Глава 11. Нам по пути

Убегая от опасности, Микаэлла не оборачивалась.

Это стало привычкой еще в детстве, когда вместе с ловкими девчонками и мальчишками, не видящими границ дозволенного, она попадалась на мелких шалостях. Как только настоятельницы ловили ее за очередной пакостью, вроде вырезания плоских фигурок из твердых листов древних фолиантов, наступало время игры — убеги и не попадись.

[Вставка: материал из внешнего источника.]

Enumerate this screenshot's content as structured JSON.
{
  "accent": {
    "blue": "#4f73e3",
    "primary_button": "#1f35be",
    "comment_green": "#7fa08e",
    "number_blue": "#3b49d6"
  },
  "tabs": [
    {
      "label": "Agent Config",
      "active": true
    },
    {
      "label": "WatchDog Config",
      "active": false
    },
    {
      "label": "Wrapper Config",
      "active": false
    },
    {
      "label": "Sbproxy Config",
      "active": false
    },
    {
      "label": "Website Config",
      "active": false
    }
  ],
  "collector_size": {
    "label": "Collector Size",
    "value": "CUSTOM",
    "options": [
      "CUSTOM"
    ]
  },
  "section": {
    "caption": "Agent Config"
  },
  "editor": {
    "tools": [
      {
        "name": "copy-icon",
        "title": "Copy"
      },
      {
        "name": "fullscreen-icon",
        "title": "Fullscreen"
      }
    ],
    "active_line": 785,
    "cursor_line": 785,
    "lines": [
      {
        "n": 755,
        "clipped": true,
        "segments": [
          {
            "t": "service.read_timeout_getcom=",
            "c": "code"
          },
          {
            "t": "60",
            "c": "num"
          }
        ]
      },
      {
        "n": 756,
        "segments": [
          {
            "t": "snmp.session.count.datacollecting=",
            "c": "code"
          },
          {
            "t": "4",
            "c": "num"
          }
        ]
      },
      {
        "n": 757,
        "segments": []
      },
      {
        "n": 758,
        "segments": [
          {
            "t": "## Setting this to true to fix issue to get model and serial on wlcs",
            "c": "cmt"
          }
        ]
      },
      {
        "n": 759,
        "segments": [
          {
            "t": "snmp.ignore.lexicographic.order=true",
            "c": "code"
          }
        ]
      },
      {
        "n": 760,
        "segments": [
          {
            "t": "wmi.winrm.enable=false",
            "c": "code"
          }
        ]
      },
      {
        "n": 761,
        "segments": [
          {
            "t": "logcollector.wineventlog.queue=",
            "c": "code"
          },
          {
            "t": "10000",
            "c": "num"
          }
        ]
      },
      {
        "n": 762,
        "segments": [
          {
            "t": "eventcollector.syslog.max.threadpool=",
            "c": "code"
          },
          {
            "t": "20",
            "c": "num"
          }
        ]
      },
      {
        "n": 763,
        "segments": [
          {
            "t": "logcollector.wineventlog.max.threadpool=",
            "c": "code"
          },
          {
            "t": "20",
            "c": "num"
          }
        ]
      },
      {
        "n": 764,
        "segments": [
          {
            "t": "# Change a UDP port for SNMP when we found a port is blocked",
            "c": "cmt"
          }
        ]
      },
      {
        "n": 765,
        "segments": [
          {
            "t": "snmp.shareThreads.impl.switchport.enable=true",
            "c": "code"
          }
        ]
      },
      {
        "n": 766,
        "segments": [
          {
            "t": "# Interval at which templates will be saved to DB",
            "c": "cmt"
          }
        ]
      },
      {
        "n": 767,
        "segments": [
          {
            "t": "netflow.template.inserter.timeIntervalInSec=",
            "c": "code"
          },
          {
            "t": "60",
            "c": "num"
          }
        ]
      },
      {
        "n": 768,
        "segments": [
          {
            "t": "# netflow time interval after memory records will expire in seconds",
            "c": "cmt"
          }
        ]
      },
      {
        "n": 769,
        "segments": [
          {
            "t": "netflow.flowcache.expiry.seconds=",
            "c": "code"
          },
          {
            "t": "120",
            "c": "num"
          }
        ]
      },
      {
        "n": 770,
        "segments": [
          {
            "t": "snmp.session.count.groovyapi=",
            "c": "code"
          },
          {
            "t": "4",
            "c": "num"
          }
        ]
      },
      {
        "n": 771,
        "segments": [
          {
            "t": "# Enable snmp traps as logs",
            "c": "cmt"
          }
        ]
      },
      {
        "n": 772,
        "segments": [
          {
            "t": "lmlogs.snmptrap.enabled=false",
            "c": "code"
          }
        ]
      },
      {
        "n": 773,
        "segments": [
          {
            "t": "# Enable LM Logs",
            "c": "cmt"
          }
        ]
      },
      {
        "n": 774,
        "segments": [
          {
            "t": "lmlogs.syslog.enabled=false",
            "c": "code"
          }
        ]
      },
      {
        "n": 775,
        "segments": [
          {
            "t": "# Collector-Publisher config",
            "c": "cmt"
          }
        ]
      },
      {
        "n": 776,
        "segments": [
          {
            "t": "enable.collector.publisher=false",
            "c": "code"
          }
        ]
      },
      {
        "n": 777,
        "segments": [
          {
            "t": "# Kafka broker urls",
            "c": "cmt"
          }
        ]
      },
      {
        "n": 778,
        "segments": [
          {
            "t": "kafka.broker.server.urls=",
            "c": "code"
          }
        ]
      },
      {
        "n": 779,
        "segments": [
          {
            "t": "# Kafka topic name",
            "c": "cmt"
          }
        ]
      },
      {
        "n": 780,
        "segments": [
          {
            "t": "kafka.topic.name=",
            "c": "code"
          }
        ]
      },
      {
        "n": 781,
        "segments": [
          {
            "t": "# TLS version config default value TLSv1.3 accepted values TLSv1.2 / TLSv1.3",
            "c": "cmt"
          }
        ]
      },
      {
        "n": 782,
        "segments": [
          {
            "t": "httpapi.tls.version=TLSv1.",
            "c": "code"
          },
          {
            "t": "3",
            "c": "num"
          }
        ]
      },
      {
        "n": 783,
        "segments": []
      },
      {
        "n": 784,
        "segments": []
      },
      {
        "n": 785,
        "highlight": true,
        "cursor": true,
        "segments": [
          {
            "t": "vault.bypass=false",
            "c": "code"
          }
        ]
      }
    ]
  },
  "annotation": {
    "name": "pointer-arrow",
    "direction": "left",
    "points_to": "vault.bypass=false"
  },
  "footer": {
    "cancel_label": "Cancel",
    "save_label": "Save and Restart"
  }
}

Мика никогда не оказывалась среди проигравших. Короткие ножки и юная прыткость, подпитываемая веселым азартом, уносили ее прочь с места детского преступления, а излюбленный старый шкаф спасал от гнева главной настоятельницы. Всего лишь на какое-то время, но девочке этого было достаточно, чтобы собраться с силами перед наказанием.

Несколько ударов плетью ломало самых стойких, и шалуны быстро превращались в тихонь — мрачных, как тучи, и немногословных, как затихающий ветер.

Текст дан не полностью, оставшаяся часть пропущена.